King’s firm, which manages more than $1 billion, holds Baldwin shares worth nearly $15 million. The investment executive isn’t above using inyour-face tactics to make his point. When the company staged its first-quarter conference call with analysts on May 1, King joined the conversation and publicly chided executives.
“What is going on guys? When are we going to do something to deploy this capital in a more efficient manner?” he asked.
King declined to comment to IBJ. But in the May 20 letter, he estimated that Baldwin could afford a dividend of about $22 a share, or a total of $333 million. He contended the company has the wherewithal for such a large payout even though the per-share amount would be a shade higher than the current stock price and the total payout would exceed the company’s stock market value.
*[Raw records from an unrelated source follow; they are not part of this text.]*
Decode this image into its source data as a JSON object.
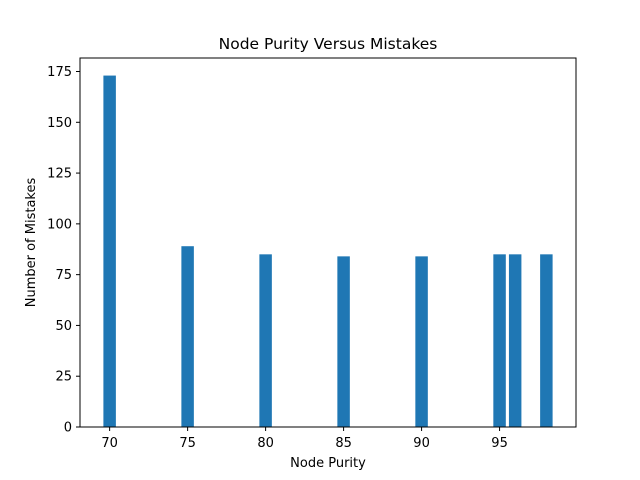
{
  "chart_data": {
    "type": "bar",
    "title": "Node Purity Versus Mistakes",
    "xlabel": "Node Purity",
    "ylabel": "Number of Mistakes",
    "x": [
      70,
      75,
      80,
      85,
      90,
      95,
      96,
      98
    ],
    "values": [
      173,
      89,
      85,
      84,
      84,
      85,
      85,
      85
    ],
    "bar_width": 0.8,
    "xlim": [
      68.1,
      99.9
    ],
    "ylim": [
      0,
      181.65
    ],
    "xticks": [
      70,
      75,
      80,
      85,
      90,
      95
    ],
    "xtick_labels": [
      "70",
      "75",
      "80",
      "85",
      "90",
      "95"
    ],
    "yticks": [
      0,
      25,
      50,
      75,
      100,
      125,
      150,
      175
    ],
    "ytick_labels": [
      "0",
      "25",
      "50",
      "75",
      "100",
      "125",
      "150",
      "175"
    ],
    "grid": false,
    "legend": "none",
    "colors": {
      "bar": "#1f77b4",
      "axis": "#000000",
      "background": "#ffffff"
    }
  }
}
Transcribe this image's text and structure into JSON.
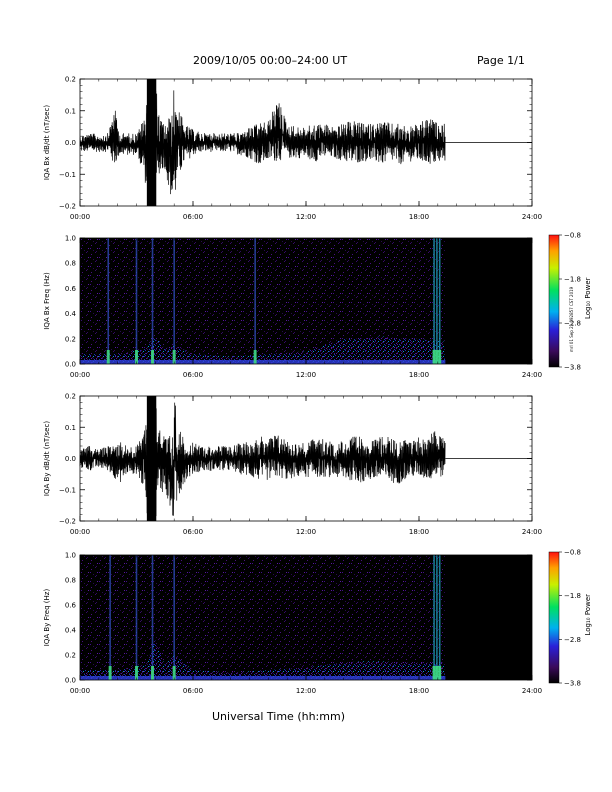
{
  "header": {
    "title": "2009/10/05   00:00–24:00 UT",
    "page": "Page 1/1"
  },
  "side_note": "mrl 01 Sep 21 092857 CST 2019",
  "footer": {
    "xlabel": "Universal Time (hh:mm)"
  },
  "colors": {
    "trace": "#000000",
    "background": "#ffffff",
    "no_data": "#000000"
  },
  "chart_data": [
    {
      "type": "line",
      "ylabel": "IQA Bx dB/dt (nT/sec)",
      "xlim": [
        0,
        24
      ],
      "ylim": [
        -0.2,
        0.2
      ],
      "x_ticks": [
        "00:00",
        "06:00",
        "12:00",
        "18:00",
        "24:00"
      ],
      "y_ticks": [
        "0.2",
        "0.1",
        "0.0",
        "−0.1",
        "−0.2"
      ],
      "y_tick_values": [
        0.2,
        0.1,
        0.0,
        -0.1,
        -0.2
      ],
      "data_end_hour": 19.4,
      "envelope": {
        "x": [
          0,
          0.5,
          1,
          1.5,
          1.8,
          2.1,
          2.5,
          3.0,
          3.4,
          3.6,
          3.8,
          4.0,
          4.2,
          4.5,
          4.9,
          5.0,
          5.2,
          5.5,
          6.0,
          6.5,
          7.0,
          7.5,
          8.0,
          8.5,
          9.0,
          9.5,
          10.0,
          10.5,
          11.0,
          11.5,
          12.0,
          12.5,
          13.0,
          13.5,
          14.0,
          14.5,
          15.0,
          15.5,
          16.0,
          16.5,
          17.0,
          17.5,
          18.0,
          18.5,
          19.0,
          19.4
        ],
        "upper": [
          0.025,
          0.03,
          0.025,
          0.03,
          0.12,
          0.03,
          0.03,
          0.03,
          0.08,
          0.2,
          0.2,
          0.2,
          0.08,
          0.06,
          0.1,
          0.2,
          0.12,
          0.06,
          0.04,
          0.03,
          0.03,
          0.03,
          0.03,
          0.03,
          0.05,
          0.06,
          0.07,
          0.14,
          0.06,
          0.05,
          0.05,
          0.06,
          0.06,
          0.05,
          0.06,
          0.07,
          0.06,
          0.06,
          0.07,
          0.06,
          0.06,
          0.05,
          0.06,
          0.08,
          0.06,
          0.06
        ],
        "lower": [
          -0.03,
          -0.03,
          -0.03,
          -0.03,
          -0.08,
          -0.04,
          -0.04,
          -0.04,
          -0.1,
          -0.2,
          -0.2,
          -0.2,
          -0.1,
          -0.08,
          -0.2,
          -0.2,
          -0.12,
          -0.07,
          -0.04,
          -0.03,
          -0.03,
          -0.03,
          -0.03,
          -0.04,
          -0.05,
          -0.07,
          -0.06,
          -0.06,
          -0.05,
          -0.05,
          -0.05,
          -0.06,
          -0.05,
          -0.05,
          -0.06,
          -0.07,
          -0.06,
          -0.06,
          -0.07,
          -0.06,
          -0.07,
          -0.06,
          -0.06,
          -0.07,
          -0.07,
          -0.06
        ]
      }
    },
    {
      "type": "heatmap",
      "ylabel": "IQA Bx Freq (Hz)",
      "xlim": [
        0,
        24
      ],
      "ylim": [
        0.0,
        1.0
      ],
      "x_ticks": [
        "00:00",
        "06:00",
        "12:00",
        "18:00",
        "24:00"
      ],
      "y_ticks": [
        "1.0",
        "0.8",
        "0.6",
        "0.4",
        "0.2",
        "0.0"
      ],
      "y_tick_values": [
        1.0,
        0.8,
        0.6,
        0.4,
        0.2,
        0.0
      ],
      "data_end_hour": 19.4,
      "colorbar": {
        "label": "Log₁₀ Power",
        "min": -3.8,
        "max": -0.8,
        "ticks": [
          "−0.8",
          "−1.8",
          "−2.8",
          "−3.8"
        ],
        "tick_values": [
          -0.8,
          -1.8,
          -2.8,
          -3.8
        ]
      },
      "bright_bands_hour": [
        1.5,
        3.0,
        3.85,
        5.0,
        9.3,
        18.8,
        18.95,
        19.1
      ],
      "lowfreq_activity": {
        "x": [
          0,
          2,
          3.5,
          4.0,
          4.5,
          5.0,
          6.0,
          8.0,
          10.0,
          12.0,
          13.0,
          14.0,
          15.0,
          16.0,
          17.0,
          18.0,
          19.0,
          19.4
        ],
        "height_hz": [
          0.08,
          0.08,
          0.12,
          0.22,
          0.12,
          0.15,
          0.08,
          0.06,
          0.08,
          0.1,
          0.15,
          0.2,
          0.2,
          0.22,
          0.2,
          0.2,
          0.18,
          0.18
        ]
      }
    },
    {
      "type": "line",
      "ylabel": "IQA By dB/dt (nT/sec)",
      "xlim": [
        0,
        24
      ],
      "ylim": [
        -0.2,
        0.2
      ],
      "x_ticks": [
        "00:00",
        "06:00",
        "12:00",
        "18:00",
        "24:00"
      ],
      "y_ticks": [
        "0.2",
        "0.1",
        "0.0",
        "−0.1",
        "−0.2"
      ],
      "y_tick_values": [
        0.2,
        0.1,
        0.0,
        -0.1,
        -0.2
      ],
      "data_end_hour": 19.4,
      "envelope": {
        "x": [
          0,
          0.5,
          1,
          1.5,
          1.8,
          2.1,
          2.5,
          3.0,
          3.4,
          3.6,
          3.8,
          4.0,
          4.2,
          4.5,
          4.9,
          5.0,
          5.2,
          5.5,
          6.0,
          6.5,
          7.0,
          7.5,
          8.0,
          8.5,
          9.0,
          9.5,
          10.0,
          10.5,
          11.0,
          11.5,
          12.0,
          12.5,
          13.0,
          13.5,
          14.0,
          14.5,
          15.0,
          15.5,
          16.0,
          16.5,
          17.0,
          17.5,
          18.0,
          18.5,
          19.0,
          19.4
        ],
        "upper": [
          0.03,
          0.04,
          0.03,
          0.04,
          0.05,
          0.06,
          0.04,
          0.04,
          0.1,
          0.2,
          0.2,
          0.2,
          0.12,
          0.07,
          0.08,
          0.2,
          0.12,
          0.06,
          0.05,
          0.04,
          0.04,
          0.04,
          0.04,
          0.05,
          0.06,
          0.07,
          0.07,
          0.08,
          0.06,
          0.05,
          0.05,
          0.07,
          0.06,
          0.05,
          0.06,
          0.07,
          0.07,
          0.06,
          0.07,
          0.07,
          0.06,
          0.06,
          0.07,
          0.07,
          0.1,
          0.06
        ],
        "lower": [
          -0.03,
          -0.04,
          -0.03,
          -0.04,
          -0.06,
          -0.08,
          -0.05,
          -0.05,
          -0.1,
          -0.2,
          -0.2,
          -0.2,
          -0.12,
          -0.1,
          -0.2,
          -0.2,
          -0.14,
          -0.08,
          -0.05,
          -0.04,
          -0.04,
          -0.04,
          -0.04,
          -0.05,
          -0.06,
          -0.07,
          -0.07,
          -0.06,
          -0.07,
          -0.06,
          -0.06,
          -0.06,
          -0.06,
          -0.06,
          -0.07,
          -0.07,
          -0.08,
          -0.07,
          -0.07,
          -0.08,
          -0.08,
          -0.06,
          -0.06,
          -0.07,
          -0.06,
          -0.06
        ]
      }
    },
    {
      "type": "heatmap",
      "ylabel": "IQA By Freq (Hz)",
      "xlim": [
        0,
        24
      ],
      "ylim": [
        0.0,
        1.0
      ],
      "x_ticks": [
        "00:00",
        "06:00",
        "12:00",
        "18:00",
        "24:00"
      ],
      "y_ticks": [
        "1.0",
        "0.8",
        "0.6",
        "0.4",
        "0.2",
        "0.0"
      ],
      "y_tick_values": [
        1.0,
        0.8,
        0.6,
        0.4,
        0.2,
        0.0
      ],
      "data_end_hour": 19.4,
      "colorbar": {
        "label": "Log₁₀ Power",
        "min": -3.8,
        "max": -0.8,
        "ticks": [
          "−0.8",
          "−1.8",
          "−2.8",
          "−3.8"
        ],
        "tick_values": [
          -0.8,
          -1.8,
          -2.8,
          -3.8
        ]
      },
      "bright_bands_hour": [
        1.6,
        3.0,
        3.85,
        5.0,
        18.8,
        18.95,
        19.1
      ],
      "lowfreq_activity": {
        "x": [
          0,
          2,
          3.5,
          4.0,
          4.5,
          5.0,
          6.0,
          8.0,
          10.0,
          12.0,
          13.0,
          14.0,
          15.0,
          16.0,
          17.0,
          18.0,
          19.0,
          19.4
        ],
        "height_hz": [
          0.08,
          0.08,
          0.12,
          0.32,
          0.12,
          0.2,
          0.08,
          0.06,
          0.08,
          0.1,
          0.12,
          0.14,
          0.15,
          0.15,
          0.14,
          0.14,
          0.14,
          0.14
        ]
      }
    }
  ]
}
In response, Baldwin & Lyons executives take a page from Diplomacy 101. “First off, he is a stockholder, and we respect all stockholders. We certainly listen to all suggestions,” Miller told IBJ.
But he and Chief Financial Officer Pat Corydon said King vastly overstates the company’s surplus and is proposing a dividend that would deplete its capital base.
They’re not keen on the idea of selling the company, either. To boost returns for shareholders long term, Miller said, “We’ll be following the course we have followed.”
That course isn’t completely out of sync with King’s wishes. Over the past four years, Baldwin & Lyons has paid out more than $7 a share in cash dividends. It also has bought back stock-a move that drives up profit per share.
Meanwhile, Baldwin has been stashing reserves in investments, some of which have produced impressive returns. The company four years ago poured $15 million into an India investment fund that has more than doubled in value.
But King isn’t cheering. He’s troubled that investment represented nearly 12 percent of the company’s equity at year end, which he calls an imprudent concentration. And he’s uneasy that the manager of that fund, as well as some limited partnerships in which Baldwin also invested, is partly owned by three members of the company’s board.
Miller is unapologetic. He said board members who stand to gain financially from the investing relationships recused themselves from the selection process.
“Our feeling is, we are blessed with some very good investment people. Not being able to take advantage of their expertise, abilities and track record would, in a sense, be a disservice to the firm,” Miller said.
“The proof is in the pudding,” he added. “Those investments historically have done very well for us.”
If Miller sounds unfazed, it’s for good reason. King can howl in protest all he wants, but he doesn’t have the votes.
His firm holds Class B shares, which have no voting rights. The company is firmly in the grip of its largest shareholder, the Shapiro family of Highland Park, Ill., which owns 47 percent of the Class A voting stock.
The family long has been in management’s corner. Four of the company’s 13 board members are Shapiros. And two of them, plus fellow board member Thomas Patrick, have partial ownership of businesses handling Baldwin investments.